Les pourparlers de paix visant à mettre fin à l'invasion massive de l'Ukraine par la Russie doivent se poursuivre samedi à Abou Dabi, entre les États-Unis, l'Ukraine et la Russie.
Le président ukrainien Volodymyr Zelensky a déclaré que les pourparlers tripartites à Abou Dabi entre la Russie, les États-Unis et l'Ukraine se concentreront fortement sur l'avenir de la région orientale du Donbass, alors que les efforts se poursuivent pour mettre fin à l'invasion totale de la Russie qui dure depuis près de quatre ans.
Les discussions, qui ont débuté vendredi et doivent se poursuivre samedi, ont été qualifiées de productives par la Maison Blanche. Le ministère des Affaires étrangères des Émirats arabes unis a quant à lui déclaré qu'elles s'inscrivaient dans le cadre des efforts visant à "promouvoir le dialogue et à identifier des solutions politiques à la crise".
Selon M. Zelensky, "les représentants ukrainiens me font un compte rendu presque toutes les heures - c'est important car il n'y a pas eu de telles réunions trilatérales depuis longtemps", a-t-il déclaré dans une vidéo publiée sur les médias sociaux, ajoutant : "À l'heure qu'il est, ils auraient déjà dû se rendre compte de l'importance de l'Ukraine dans le processus de paix (...).

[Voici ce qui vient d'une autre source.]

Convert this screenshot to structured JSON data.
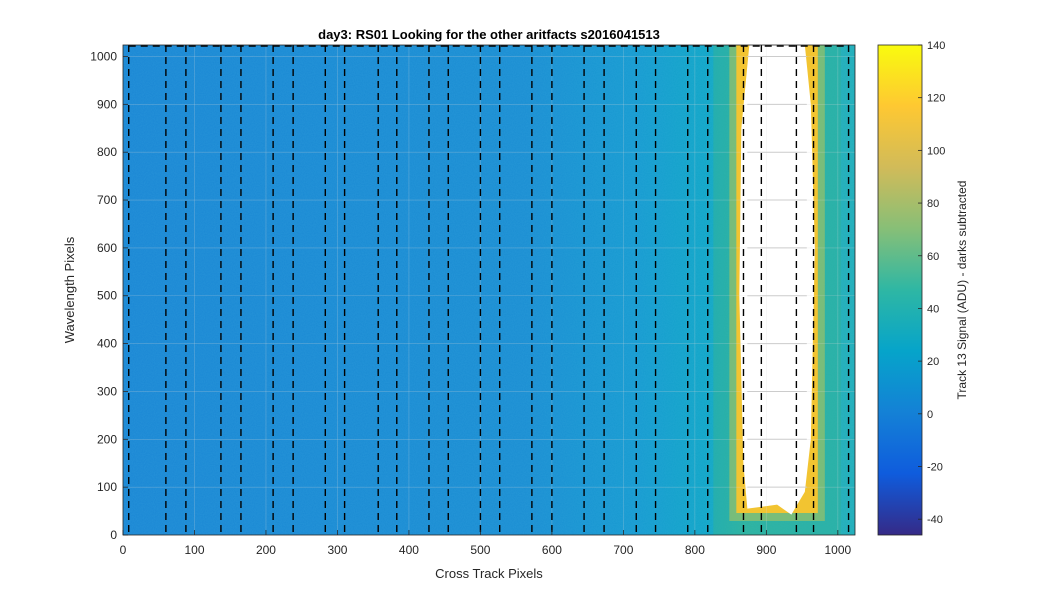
{
  "chart_data": {
    "type": "heatmap",
    "title": "day3: RS01  Looking for the other aritfacts  s2016041513",
    "xlabel": "Cross Track Pixels",
    "ylabel": "Wavelength Pixels",
    "xlim": [
      0,
      1024
    ],
    "ylim": [
      0,
      1024
    ],
    "xticks": [
      0,
      100,
      200,
      300,
      400,
      500,
      600,
      700,
      800,
      900,
      1000
    ],
    "yticks": [
      0,
      100,
      200,
      300,
      400,
      500,
      600,
      700,
      800,
      900,
      1000
    ],
    "grid": true,
    "background_level_adu": 10,
    "saturated_region": {
      "description_values": "white (above color limit) between cross-track pixels",
      "x_range": [
        865,
        965
      ],
      "y_range": [
        55,
        1024
      ]
    },
    "dashed_boundary_lines_x": [
      8,
      60,
      88,
      137,
      165,
      210,
      238,
      283,
      310,
      357,
      383,
      428,
      455,
      500,
      527,
      572,
      600,
      645,
      673,
      718,
      745,
      790,
      818,
      868,
      893,
      942,
      966,
      1015
    ],
    "colorbar": {
      "label": "Track 13 Signal (ADU) - darks subtracted",
      "clim": [
        -46,
        140
      ],
      "ticks": [
        -40,
        -20,
        0,
        20,
        40,
        60,
        80,
        100,
        120,
        140
      ],
      "colormap": "parula",
      "colors": [
        "#352a87",
        "#0f5cdd",
        "#1481d6",
        "#06a4ca",
        "#2eb7a4",
        "#87bf77",
        "#d1bb59",
        "#fec832",
        "#f9fb0e"
      ]
    }
  }
}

L'essentiel est que la Russie soit prête à mettre fin à cette guerre, celle qu'elle a elle-même déclenchée (...). Quant au contenu des discussions d'aujourd'hui, il est encore trop tôt pour tirer des conclusions".
Vendredi, pour la première fois, des représentants de l'administration Trump se sont entretenus en même temps avec des négociateurs ukrainiens et russes. Bien que des défis majeurs subsistent et que l'issue soit incertaine, certains observateurs considèrent que la réunion a permis de progresser vers un accord.
Le Kremlin veut résoudre les questions territoriales
Moscou a fourni peu de détails sur la réunion, la qualifiant seulement de "groupe de travail sur les questions de sécurité".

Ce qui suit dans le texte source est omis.